2026 > Biennale of Sydney: Rememory

North Cronulla Beach Car Park approx 1:45pm
Oil on linen
200cm x 300cm
2025
Mitchell Road approx 2:40pm
Oil on linen
200cm x 300cm
2025
Cronulla Railway Station approx 3:00pm
Oil on linen
200cm x 300cm
2025

Biennale of Sydney Catalogue statement
Abdul Abdullah (b. 1986)
I was 15 years old on September 11, 2001, and feel part of the older cusp of a generation of Muslims whose formative years were overshadowed - if not defined - by the “war on terror,” a vague catch-all with far-reaching, devastating consequences. A recurring throughline in my practice is interrogating how criminality/monstrosity is projected onto benign communities to justify the unjust seizure of land, bodies, labour, and resources. This dynamic was especially clear to me in the lead-up to the invasions of Afghanistan and Iraq.
My subsequent research examined anti-colonial and anti-imperial movements of the 20th century. I read somewhere the first recorded slave revolt in Haiti was reported at the time as a “Jihad.” I unpacked notions like “the white man’s burden,” seeing how colonisation’s entrepreneurial and commercial ambitions were packaged as the moral duty of the civilised.
In March 2019, I appeared as “on-screen talent” for a well-meaning but ultimately misguided Cadbury Chocolate campaign. It was conceived in response to online backlash over the brand’s halal certification - mischaracterised as a “religious tax” by its opponents. Despite opening new markets and likely lowering costs for the domestic market, Cadbury was accused of pandering to Islamic fundamentalists and paving the way for Shariah Law. The company’s counter was to film a reality-TV-style advertisement featuring diverse artists and designers tasked with creating a new logo to sit alongside the halal symbol, signalling the product was “For All”. A few days into filming, an Australian man entered a mosque in Christchurch and shot and murdered 51 Muslims.
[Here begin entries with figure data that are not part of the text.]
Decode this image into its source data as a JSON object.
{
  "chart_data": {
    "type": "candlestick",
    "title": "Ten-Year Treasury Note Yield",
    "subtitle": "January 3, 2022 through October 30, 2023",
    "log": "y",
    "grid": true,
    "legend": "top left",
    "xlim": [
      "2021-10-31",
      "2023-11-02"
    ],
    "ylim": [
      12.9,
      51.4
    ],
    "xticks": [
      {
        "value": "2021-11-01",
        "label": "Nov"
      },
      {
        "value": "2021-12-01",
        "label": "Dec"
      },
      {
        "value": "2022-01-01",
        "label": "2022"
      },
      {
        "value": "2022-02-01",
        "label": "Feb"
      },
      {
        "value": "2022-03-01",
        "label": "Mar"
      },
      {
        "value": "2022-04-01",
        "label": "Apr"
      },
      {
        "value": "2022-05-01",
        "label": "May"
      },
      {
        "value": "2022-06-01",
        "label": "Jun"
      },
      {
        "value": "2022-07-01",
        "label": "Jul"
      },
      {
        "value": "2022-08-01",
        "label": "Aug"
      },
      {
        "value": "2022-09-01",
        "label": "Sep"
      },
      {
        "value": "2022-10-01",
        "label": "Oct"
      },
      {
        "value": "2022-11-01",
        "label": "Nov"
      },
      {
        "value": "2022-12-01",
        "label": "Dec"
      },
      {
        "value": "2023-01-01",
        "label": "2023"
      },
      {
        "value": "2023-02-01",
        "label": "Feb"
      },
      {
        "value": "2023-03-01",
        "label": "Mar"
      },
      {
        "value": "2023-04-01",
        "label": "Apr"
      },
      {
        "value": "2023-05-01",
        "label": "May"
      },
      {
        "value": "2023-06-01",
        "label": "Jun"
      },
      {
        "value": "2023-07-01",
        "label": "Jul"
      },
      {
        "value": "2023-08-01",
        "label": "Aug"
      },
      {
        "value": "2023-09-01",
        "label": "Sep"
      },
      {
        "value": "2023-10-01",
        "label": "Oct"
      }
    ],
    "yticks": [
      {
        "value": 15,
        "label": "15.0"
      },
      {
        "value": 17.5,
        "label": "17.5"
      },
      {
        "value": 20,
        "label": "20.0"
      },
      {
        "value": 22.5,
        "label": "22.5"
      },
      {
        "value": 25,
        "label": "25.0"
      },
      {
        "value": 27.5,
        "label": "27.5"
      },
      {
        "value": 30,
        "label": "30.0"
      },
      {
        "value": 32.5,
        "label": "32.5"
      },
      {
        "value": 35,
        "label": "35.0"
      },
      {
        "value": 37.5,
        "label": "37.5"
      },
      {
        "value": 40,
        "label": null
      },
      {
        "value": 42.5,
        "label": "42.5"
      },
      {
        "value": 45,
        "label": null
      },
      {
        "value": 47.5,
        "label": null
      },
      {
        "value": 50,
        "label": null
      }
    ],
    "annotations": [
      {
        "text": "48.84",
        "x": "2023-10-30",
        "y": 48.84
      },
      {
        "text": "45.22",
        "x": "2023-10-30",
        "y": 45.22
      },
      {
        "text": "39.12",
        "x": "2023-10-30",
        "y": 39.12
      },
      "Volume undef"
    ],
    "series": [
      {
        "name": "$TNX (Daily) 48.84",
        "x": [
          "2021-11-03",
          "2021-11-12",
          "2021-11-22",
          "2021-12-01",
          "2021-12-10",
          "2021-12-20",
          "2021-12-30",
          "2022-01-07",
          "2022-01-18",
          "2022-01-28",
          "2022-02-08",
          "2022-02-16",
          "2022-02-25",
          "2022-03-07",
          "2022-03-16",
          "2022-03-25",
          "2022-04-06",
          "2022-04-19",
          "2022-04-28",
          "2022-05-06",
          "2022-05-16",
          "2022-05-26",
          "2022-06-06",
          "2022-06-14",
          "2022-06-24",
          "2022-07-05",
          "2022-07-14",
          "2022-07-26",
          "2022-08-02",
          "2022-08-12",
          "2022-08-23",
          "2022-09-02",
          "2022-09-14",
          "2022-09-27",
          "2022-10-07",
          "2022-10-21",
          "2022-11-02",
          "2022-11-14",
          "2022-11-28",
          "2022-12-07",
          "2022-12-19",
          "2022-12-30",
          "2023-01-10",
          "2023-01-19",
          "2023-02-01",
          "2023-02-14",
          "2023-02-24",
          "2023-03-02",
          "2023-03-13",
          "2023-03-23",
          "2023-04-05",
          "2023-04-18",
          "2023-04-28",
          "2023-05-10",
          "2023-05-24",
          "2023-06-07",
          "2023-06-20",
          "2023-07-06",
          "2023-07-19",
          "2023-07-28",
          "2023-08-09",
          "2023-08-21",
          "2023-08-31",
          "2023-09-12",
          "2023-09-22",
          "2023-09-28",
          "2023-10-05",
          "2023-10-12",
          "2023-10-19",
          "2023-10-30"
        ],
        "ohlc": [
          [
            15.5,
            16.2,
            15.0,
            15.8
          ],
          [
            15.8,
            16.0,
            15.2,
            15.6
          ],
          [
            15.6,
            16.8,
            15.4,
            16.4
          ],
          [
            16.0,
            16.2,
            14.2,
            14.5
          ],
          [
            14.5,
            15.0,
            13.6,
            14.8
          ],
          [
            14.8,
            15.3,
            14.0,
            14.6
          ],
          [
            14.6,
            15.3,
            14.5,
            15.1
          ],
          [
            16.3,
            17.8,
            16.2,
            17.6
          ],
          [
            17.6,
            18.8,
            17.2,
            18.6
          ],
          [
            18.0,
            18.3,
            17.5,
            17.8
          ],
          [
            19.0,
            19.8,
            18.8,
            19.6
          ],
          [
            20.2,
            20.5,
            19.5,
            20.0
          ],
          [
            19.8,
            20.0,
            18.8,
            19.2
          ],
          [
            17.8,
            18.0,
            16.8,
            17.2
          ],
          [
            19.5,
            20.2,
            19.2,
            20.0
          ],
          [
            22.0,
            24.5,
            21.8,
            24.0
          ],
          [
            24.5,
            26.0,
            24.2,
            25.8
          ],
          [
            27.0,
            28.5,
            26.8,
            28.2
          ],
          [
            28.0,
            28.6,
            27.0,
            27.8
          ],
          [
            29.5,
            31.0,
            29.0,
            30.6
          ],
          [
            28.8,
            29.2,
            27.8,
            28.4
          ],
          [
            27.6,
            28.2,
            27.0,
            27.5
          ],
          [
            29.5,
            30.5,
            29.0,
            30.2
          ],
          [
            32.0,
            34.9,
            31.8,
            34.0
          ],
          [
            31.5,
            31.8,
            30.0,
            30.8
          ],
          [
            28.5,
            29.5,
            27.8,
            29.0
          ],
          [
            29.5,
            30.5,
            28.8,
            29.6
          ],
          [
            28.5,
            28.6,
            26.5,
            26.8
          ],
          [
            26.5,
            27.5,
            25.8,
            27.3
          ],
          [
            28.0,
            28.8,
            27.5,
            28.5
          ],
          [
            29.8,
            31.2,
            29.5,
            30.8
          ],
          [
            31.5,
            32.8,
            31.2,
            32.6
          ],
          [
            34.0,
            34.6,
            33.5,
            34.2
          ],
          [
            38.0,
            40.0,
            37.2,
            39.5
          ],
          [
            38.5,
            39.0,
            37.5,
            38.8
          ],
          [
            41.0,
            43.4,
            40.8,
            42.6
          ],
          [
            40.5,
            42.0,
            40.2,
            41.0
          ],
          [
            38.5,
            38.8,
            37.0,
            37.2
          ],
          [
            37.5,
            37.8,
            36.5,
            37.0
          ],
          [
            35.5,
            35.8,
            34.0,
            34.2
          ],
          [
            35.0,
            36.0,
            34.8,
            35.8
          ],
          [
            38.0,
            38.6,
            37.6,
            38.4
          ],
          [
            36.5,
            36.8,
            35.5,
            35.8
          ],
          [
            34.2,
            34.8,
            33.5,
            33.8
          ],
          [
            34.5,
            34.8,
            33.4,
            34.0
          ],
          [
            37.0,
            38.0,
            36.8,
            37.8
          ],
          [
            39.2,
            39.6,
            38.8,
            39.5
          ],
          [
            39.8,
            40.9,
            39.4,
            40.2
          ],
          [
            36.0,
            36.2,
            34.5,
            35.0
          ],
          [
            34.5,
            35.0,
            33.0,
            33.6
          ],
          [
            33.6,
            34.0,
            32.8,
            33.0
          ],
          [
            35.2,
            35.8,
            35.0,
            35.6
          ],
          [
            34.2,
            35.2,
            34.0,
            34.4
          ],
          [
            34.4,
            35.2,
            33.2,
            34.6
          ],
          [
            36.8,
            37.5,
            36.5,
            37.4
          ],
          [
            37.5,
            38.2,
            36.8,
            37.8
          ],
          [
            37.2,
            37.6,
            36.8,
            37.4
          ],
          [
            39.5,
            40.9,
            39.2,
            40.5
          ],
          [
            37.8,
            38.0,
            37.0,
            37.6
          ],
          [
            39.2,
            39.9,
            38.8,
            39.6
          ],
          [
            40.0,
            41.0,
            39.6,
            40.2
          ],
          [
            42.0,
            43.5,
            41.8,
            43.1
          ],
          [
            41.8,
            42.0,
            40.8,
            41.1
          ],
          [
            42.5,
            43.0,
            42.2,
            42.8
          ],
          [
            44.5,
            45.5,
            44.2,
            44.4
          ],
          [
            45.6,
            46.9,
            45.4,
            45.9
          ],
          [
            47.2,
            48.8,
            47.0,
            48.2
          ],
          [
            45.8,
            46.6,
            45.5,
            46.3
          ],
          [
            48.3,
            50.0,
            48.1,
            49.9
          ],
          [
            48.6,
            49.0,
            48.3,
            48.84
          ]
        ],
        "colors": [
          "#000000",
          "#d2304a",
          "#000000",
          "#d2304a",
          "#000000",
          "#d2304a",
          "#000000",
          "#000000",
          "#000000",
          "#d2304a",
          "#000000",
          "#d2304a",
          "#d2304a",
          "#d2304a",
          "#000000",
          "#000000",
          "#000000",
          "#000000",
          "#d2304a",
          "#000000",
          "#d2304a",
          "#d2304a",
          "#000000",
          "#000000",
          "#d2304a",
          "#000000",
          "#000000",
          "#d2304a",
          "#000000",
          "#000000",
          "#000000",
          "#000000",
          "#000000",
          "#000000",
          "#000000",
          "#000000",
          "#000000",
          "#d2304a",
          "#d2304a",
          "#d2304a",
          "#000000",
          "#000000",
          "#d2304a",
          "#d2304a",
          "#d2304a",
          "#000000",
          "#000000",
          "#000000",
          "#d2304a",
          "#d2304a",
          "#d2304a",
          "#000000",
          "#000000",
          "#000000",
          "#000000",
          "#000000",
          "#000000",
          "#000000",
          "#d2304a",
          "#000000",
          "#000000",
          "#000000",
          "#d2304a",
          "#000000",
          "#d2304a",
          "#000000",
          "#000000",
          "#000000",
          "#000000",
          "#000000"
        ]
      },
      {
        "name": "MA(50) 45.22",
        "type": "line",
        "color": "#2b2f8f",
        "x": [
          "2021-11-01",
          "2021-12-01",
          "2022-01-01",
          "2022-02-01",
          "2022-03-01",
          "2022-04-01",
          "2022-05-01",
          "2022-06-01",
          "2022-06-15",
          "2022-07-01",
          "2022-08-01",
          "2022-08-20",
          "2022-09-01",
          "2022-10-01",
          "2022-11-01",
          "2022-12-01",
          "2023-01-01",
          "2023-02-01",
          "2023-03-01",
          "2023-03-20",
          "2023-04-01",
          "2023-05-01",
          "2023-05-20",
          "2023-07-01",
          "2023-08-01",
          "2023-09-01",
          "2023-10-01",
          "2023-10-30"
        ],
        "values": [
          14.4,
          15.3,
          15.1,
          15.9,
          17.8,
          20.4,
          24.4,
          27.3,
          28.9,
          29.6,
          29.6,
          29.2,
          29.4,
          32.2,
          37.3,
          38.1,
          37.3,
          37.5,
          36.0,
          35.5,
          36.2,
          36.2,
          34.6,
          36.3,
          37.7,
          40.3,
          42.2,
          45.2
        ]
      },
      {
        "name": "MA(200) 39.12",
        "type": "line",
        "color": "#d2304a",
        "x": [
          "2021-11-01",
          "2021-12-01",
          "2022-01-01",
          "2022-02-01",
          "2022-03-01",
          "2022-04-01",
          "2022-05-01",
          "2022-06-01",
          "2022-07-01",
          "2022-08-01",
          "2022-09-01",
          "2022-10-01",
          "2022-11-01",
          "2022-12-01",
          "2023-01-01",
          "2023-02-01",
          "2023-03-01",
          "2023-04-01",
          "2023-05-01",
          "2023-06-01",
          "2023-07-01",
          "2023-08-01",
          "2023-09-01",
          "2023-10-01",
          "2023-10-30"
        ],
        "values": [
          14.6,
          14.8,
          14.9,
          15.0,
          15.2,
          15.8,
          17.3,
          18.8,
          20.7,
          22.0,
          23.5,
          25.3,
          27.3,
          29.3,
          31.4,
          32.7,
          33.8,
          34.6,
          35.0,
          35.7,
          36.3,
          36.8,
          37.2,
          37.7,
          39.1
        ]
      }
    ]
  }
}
That night, I captured YouTube comments from news footage before they were disabled. The comments - many celebrating the massacre - laid bare the futility of Cadbury’s campaign. The intention to thwart their online backlash was misplaced. It was not about a group being pandered to but rather the belief that the group is an inhuman, invasive and malevolent force that needs to be erased.
My new body of work responds to these patterns of dehumanisation. I have created a triptych depicting scenes from the 2005 Cronulla riots, when more than 5,000 people assembled in Sydney’s south to “reclaim the beach” from Arabs and Muslims. Drawing from the visual tradition of Neoclassical history painting, the works employ theatrical staging and contrived tableaux. These paintings serve both as memorials and as interventions - reinscribing the events into our shared visual and cultural histories, and situating them within a broader global framework of xenophobia, nationalism, and resistance.